2.We are developing our critique of economics education and vision for reform in a book which will be published in June 2015.
3. More ambitious curriculum reform is taking place at Greenwich University (Gorgoni 2014), Kingston University and Goldsmiths University.
4. A Manchester Undergraduate Curriculum Review presentation for student focus groups states very clearly ‘What the UG Review will not do: Introduce heterodox economics to the economics core courses taught at Manchester’ as if the label heterodox signifies wrong or bad economics.
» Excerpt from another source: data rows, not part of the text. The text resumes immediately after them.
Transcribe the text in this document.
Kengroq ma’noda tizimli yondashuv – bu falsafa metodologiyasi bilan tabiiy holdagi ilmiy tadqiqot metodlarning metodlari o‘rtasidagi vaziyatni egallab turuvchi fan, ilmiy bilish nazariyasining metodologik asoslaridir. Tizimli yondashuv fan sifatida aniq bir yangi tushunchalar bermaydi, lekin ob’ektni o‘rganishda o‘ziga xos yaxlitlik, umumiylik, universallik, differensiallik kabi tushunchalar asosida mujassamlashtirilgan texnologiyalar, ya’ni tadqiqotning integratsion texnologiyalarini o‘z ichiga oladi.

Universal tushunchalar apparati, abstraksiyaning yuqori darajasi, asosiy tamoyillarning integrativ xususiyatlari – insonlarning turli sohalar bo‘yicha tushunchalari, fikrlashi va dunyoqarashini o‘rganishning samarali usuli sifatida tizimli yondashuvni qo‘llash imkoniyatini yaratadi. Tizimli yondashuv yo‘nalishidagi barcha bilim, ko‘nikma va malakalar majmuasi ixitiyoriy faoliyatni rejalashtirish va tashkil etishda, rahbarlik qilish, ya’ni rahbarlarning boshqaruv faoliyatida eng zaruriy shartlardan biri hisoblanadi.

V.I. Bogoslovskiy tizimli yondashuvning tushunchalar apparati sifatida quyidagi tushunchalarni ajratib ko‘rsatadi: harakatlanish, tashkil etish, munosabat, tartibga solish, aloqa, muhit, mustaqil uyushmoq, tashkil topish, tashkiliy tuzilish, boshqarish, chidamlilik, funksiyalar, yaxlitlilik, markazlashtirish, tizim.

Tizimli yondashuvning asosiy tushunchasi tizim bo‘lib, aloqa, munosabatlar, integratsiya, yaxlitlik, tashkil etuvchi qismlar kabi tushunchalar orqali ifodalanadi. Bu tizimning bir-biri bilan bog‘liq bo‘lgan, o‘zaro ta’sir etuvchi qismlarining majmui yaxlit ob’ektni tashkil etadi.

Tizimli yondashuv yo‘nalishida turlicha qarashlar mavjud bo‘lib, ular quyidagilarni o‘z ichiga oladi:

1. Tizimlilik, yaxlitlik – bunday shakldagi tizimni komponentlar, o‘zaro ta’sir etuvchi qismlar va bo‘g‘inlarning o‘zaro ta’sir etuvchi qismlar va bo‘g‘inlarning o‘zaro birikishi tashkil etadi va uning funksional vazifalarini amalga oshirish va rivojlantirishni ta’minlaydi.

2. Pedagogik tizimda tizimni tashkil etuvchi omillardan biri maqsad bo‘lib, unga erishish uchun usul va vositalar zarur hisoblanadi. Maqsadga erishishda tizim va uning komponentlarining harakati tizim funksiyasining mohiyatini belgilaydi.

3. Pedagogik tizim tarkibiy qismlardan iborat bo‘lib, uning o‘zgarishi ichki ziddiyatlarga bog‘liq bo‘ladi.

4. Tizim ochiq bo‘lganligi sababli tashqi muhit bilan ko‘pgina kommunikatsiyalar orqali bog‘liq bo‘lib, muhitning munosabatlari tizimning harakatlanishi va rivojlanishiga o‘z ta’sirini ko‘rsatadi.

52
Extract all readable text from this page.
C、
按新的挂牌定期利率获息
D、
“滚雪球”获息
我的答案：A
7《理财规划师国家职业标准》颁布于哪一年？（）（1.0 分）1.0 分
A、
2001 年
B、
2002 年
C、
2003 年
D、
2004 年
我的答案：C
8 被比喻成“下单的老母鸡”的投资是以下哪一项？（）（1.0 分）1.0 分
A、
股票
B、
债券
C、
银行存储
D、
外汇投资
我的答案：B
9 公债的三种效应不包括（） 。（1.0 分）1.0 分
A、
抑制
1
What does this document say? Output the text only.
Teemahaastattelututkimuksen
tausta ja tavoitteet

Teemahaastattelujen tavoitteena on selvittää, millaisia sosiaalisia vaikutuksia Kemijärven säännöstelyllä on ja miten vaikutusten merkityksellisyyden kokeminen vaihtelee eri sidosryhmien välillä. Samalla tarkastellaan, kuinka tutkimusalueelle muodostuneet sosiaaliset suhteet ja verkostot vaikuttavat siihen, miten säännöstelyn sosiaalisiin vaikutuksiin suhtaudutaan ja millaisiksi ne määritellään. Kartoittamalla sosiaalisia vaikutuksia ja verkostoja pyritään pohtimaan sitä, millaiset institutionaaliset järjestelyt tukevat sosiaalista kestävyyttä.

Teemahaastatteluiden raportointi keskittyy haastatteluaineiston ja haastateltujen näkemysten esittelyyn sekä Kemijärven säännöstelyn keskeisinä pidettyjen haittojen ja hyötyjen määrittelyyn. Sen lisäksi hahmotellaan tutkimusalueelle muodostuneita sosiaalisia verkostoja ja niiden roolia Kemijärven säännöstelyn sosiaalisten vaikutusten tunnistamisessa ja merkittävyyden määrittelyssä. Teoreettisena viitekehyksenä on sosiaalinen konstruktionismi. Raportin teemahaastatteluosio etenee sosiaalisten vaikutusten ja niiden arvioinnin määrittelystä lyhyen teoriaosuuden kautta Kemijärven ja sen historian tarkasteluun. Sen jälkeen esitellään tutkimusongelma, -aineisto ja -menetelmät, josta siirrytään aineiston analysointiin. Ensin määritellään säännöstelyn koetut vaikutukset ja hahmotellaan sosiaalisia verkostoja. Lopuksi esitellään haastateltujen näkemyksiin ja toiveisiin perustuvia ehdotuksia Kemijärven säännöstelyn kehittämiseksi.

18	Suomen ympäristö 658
5. For more information on CORE see: http://core-econ.org/
6. In presentations of CORE Wendy Carlin has equated pluralism to a ‘horse race between paradigms’ and suggested it ‘will never make inroads into the core curriculum’.
7. The Association for Heterodox Economics website outlines the difficulties non-mainstream economists face publishing in the top ranking mainstream journals: http://hetecon.net/division.php?page=resources&side=research_assessment
8. In the early 1990s, after large proportions of research funding became dependent on results of the early REA, the economics faculty at Manchester in 1994 stated that an application had to have ‘an established research record, or clear research potential, in some area of mainstream economics’ to be eligible (Lee, 2007).